Datalayer

Warning This file is maintained at Conduction’s Google Drive Please make any suggestions of alterations there.

The data layer in the Common Gateway project is an innovative feature designed to act as a cross between an index (akin to Elasticsearch) and a data lake. It normalizes data from diverse sources and enables sophisticated searching through various query languages. Its purpose is to simplify cross-source questioning across databases, APIs, and files such as Excel spreadsheets.

Data Normalization

Our data layer accomplishes this functionality by using schemas as Entity-Attribute-Value (EAV) objects, and normalizing data from different sources within these structures. The advantage of this method is that it provides a uniform view of data regardless of its original source or format, making it easier to search and analyze.

Source of Truth

Despite its powerful capabilities, it's essential to understand that the data layer is not a source of truth. Instead, it serves as a facilitator, helping us search through the underlying sources. It accomplishes this through a mechanism called "smart caching."

Smart Caching

Smart caching works by taking a subscription notification from the source (thereby instantly updating the cache if the source changes) or regularly checking the source. This design ensures that the data layer always provides the most current data available, optimizing accuracy and performance.

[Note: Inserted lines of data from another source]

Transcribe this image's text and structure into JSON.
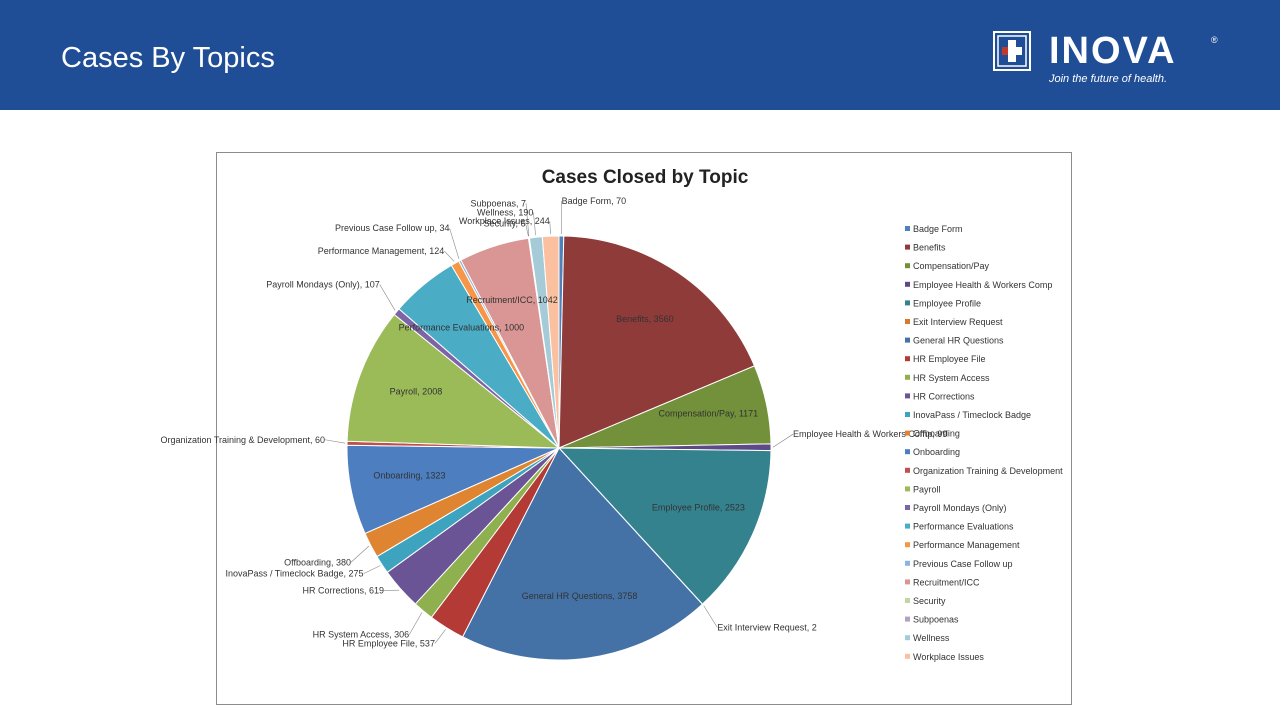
{
  "slide": {
    "title": "Cases By Topics"
  },
  "logo": {
    "name": "INOVA",
    "tagline": "Join the future of health."
  },
  "chart_data": {
    "type": "pie",
    "title": "Cases Closed by Topic",
    "legend_position": "right",
    "slices": [
      {
        "name": "Badge Form",
        "label": "Badge Form, 70",
        "value": 70,
        "color": "#4f81bd"
      },
      {
        "name": "Benefits",
        "label": "Benefits, 3560",
        "value": 3560,
        "color": "#8e3b3a"
      },
      {
        "name": "Compensation/Pay",
        "label": "Compensation/Pay, 1171",
        "value": 1171,
        "color": "#72913a"
      },
      {
        "name": "Employee Health & Workers Comp",
        "label": "Employee Health & Workers Comp, 99",
        "value": 99,
        "color": "#5e4a86"
      },
      {
        "name": "Employee Profile",
        "label": "Employee Profile, 2523",
        "value": 2523,
        "color": "#35828f"
      },
      {
        "name": "Exit Interview Request",
        "label": "Exit Interview Request, 2",
        "value": 2,
        "color": "#d8782d"
      },
      {
        "name": "General HR Questions",
        "label": "General HR Questions, 3758",
        "value": 3758,
        "color": "#4472a6"
      },
      {
        "name": "HR Employee File",
        "label": "HR Employee File, 537",
        "value": 537,
        "color": "#b33a35"
      },
      {
        "name": "HR System Access",
        "label": "HR System Access, 306",
        "value": 306,
        "color": "#8fb04e"
      },
      {
        "name": "HR Corrections",
        "label": "HR Corrections, 619",
        "value": 619,
        "color": "#6a5496"
      },
      {
        "name": "InovaPass / Timeclock Badge",
        "label": "InovaPass / Timeclock Badge, 275",
        "value": 275,
        "color": "#3ea3be"
      },
      {
        "name": "Offboarding",
        "label": "Offboarding, 380",
        "value": 380,
        "color": "#df8531"
      },
      {
        "name": "Onboarding",
        "label": "Onboarding, 1323",
        "value": 1323,
        "color": "#4c7ec0"
      },
      {
        "name": "Organization Training & Development",
        "label": "Organization Training & Development, 60",
        "value": 60,
        "color": "#c0504d"
      },
      {
        "name": "Payroll",
        "label": "Payroll, 2008",
        "value": 2008,
        "color": "#9bbb59"
      },
      {
        "name": "Payroll Mondays (Only)",
        "label": "Payroll Mondays (Only), 107",
        "value": 107,
        "color": "#7c64a6"
      },
      {
        "name": "Performance Evaluations",
        "label": "Performance Evaluations, 1000",
        "value": 1000,
        "color": "#4bacc6"
      },
      {
        "name": "Performance Management",
        "label": "Performance Management, 124",
        "value": 124,
        "color": "#f79646"
      },
      {
        "name": "Previous Case Follow up",
        "label": "Previous Case Follow up, 34",
        "value": 34,
        "color": "#8db3e2"
      },
      {
        "name": "Recruitment/ICC",
        "label": "Recruitment/ICC, 1042",
        "value": 1042,
        "color": "#d99694"
      },
      {
        "name": "Security",
        "label": "Security, 6",
        "value": 6,
        "color": "#c3d69b"
      },
      {
        "name": "Subpoenas",
        "label": "Subpoenas, 7",
        "value": 7,
        "color": "#b2a1c7"
      },
      {
        "name": "Wellness",
        "label": "Wellness, 190",
        "value": 190,
        "color": "#a6cbd8"
      },
      {
        "name": "Workplace Issues",
        "label": "Workplace Issues, 244",
        "value": 244,
        "color": "#fac09f"
      }
    ]
  }
}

There is also the option to bypass the cache entirely and query the source directly in an asynchronous manner. However, this approach can result in a performance penalty due to the lack of caching.

Extending Data Models

The data layer is not just about data normalization and searching. It also allows us to attach extra properties to objects that don't originally have them, effectively extending data models. This feature enables greater flexibility and versatility in how we use and analyze our data.

Overall, the Common Gateway data layer is a crucial component of our architecture, enabling seamless integration and querying across various data sources, while ensuring up-to-date information and the flexibility to extend data models as needed.